Home Data Concerns Duplicate rows

Summary

Some rows in some tables from the 2023 data collection are duplicated.

Discovered: 2024-02

Timeline to repair: TBD

Github issue: TBD

Log: 2025-01-remove-duplicates

Curation challenge

In February of 2024, we discovered a bug where, if users pressed the "submit" button twice in rapid successesion, some data in the FAC database could be duplicated. Investigation determined that this did not impact the internal records of the SF-SAC collection, but it did impact how the data was copied out to our dissemination data tables. The dissemination tables power our search and API, and therefore impact all users of the data.

Example

Some records in the federal_awards and findings tables can be replicated because of this bug.

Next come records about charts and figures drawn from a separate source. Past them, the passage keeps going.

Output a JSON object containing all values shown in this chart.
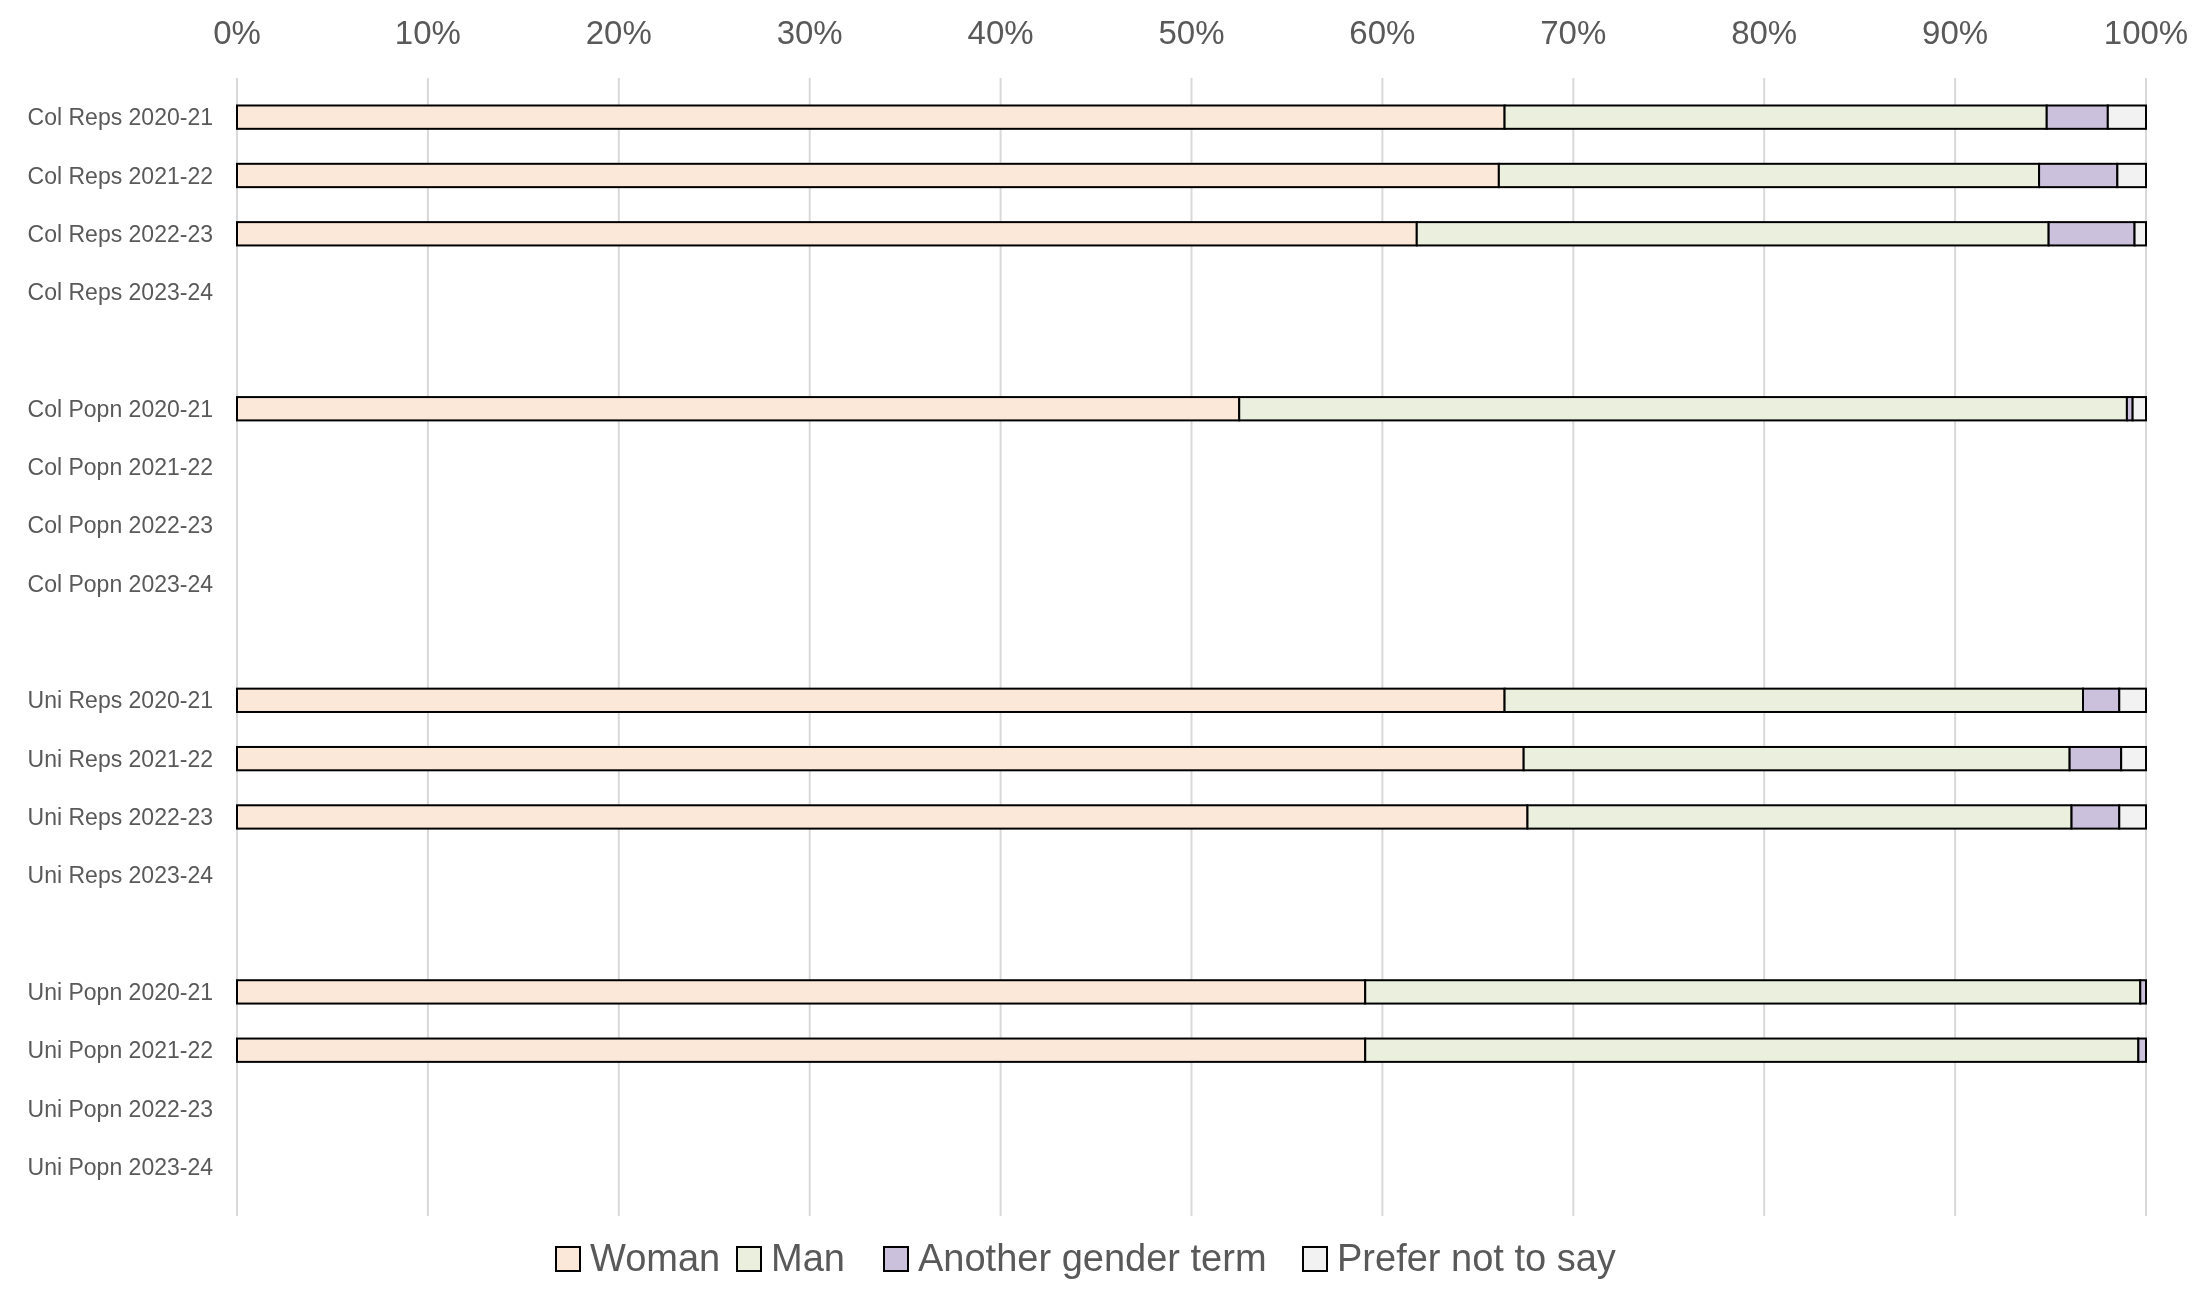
{
  "chart_data": {
    "type": "bar",
    "orientation": "horizontal",
    "stacked": true,
    "categories": [
      "Col Reps 2020-21",
      "Col Reps 2021-22",
      "Col Reps 2022-23",
      "Col Reps 2023-24",
      null,
      "Col Popn 2020-21",
      "Col Popn 2021-22",
      "Col Popn 2022-23",
      "Col Popn 2023-24",
      null,
      "Uni Reps 2020-21",
      "Uni Reps 2021-22",
      "Uni Reps 2022-23",
      "Uni Reps 2023-24",
      null,
      "Uni Popn 2020-21",
      "Uni Popn 2021-22",
      "Uni Popn 2022-23",
      "Uni Popn 2023-24"
    ],
    "series": [
      {
        "name": "Woman",
        "color": "#fce8d9",
        "values": [
          66.4,
          66.1,
          61.8,
          null,
          null,
          52.5,
          null,
          null,
          null,
          null,
          66.4,
          67.4,
          67.6,
          null,
          null,
          59.1,
          59.1,
          null,
          null
        ]
      },
      {
        "name": "Man",
        "color": "#ebf0de",
        "values": [
          28.4,
          28.3,
          33.1,
          null,
          null,
          46.5,
          null,
          null,
          null,
          null,
          30.3,
          28.6,
          28.5,
          null,
          null,
          40.6,
          40.5,
          null,
          null
        ]
      },
      {
        "name": "Another gender term",
        "color": "#ccc1dc",
        "values": [
          3.2,
          4.1,
          4.5,
          null,
          null,
          0.3,
          null,
          null,
          null,
          null,
          1.9,
          2.7,
          2.5,
          null,
          null,
          0.3,
          0.4,
          null,
          null
        ]
      },
      {
        "name": "Prefer not to say",
        "color": "#f2f2f2",
        "values": [
          2.0,
          1.5,
          0.6,
          null,
          null,
          0.7,
          null,
          null,
          null,
          null,
          1.4,
          1.3,
          1.4,
          null,
          null,
          0,
          0,
          null,
          null
        ]
      }
    ],
    "xlim": [
      0,
      100
    ],
    "xticks": [
      {
        "value": 0,
        "label": "0%"
      },
      {
        "value": 10,
        "label": "10%"
      },
      {
        "value": 20,
        "label": "20%"
      },
      {
        "value": 30,
        "label": "30%"
      },
      {
        "value": 40,
        "label": "40%"
      },
      {
        "value": 50,
        "label": "50%"
      },
      {
        "value": 60,
        "label": "60%"
      },
      {
        "value": 70,
        "label": "70%"
      },
      {
        "value": 80,
        "label": "80%"
      },
      {
        "value": 90,
        "label": "90%"
      },
      {
        "value": 100,
        "label": "100%"
      }
    ],
    "grid": "x",
    "legend": "bottom"
  }
}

For example, report 2023-06-GSAFAC-0000020785 encountered this bug. As a result, its award rows were duplicated. Below is a subset of rows from the federal_awards data table demonstrating how a set of awards were listed twice.

report_id
reference prefix extension
2023-06-GSAFAC-0000020785 AWARD-0001 93 959
2023-06-GSAFAC-0000020785 AWARD-0002 93 959
2023-06-GSAFAC-0000020785 AWARD-0003 93 778
2023-06-GSAFAC-0000020785 AWARD-0001 93 959
2023-06-GSAFAC-0000020785 AWARD-0002 93 959
2023-06-GSAFAC-0000020785 AWARD-0003 93 778

Our data validation process would not allow a user to enter this data this way; each AWARD-#### can only appear once. This error occurred when the data was copied into our dissemination tables (used by search and the API). Anyone requesting the federal awards for report GSA-20785 will get two AWARD-0001 rows, two AWARD-0002 rows, and so on.

Consequences

Searches for audits are not impacted, but calculations over the awards may yield incorrect results.

Mediating the error

  • In the federal_awards table, a given AWARD reference should only occur once. Filtering this down to a unique set will yield correct results.
  • In the findings table, a given AWARD and REF should only appear once in combination; filtering this combination of identifiers down to a unique set will yield correct results.

Possible resolution

Remove the records from dissemination that contain this error, and re-disseminate the original record. This will yield correct data in the public-facing record.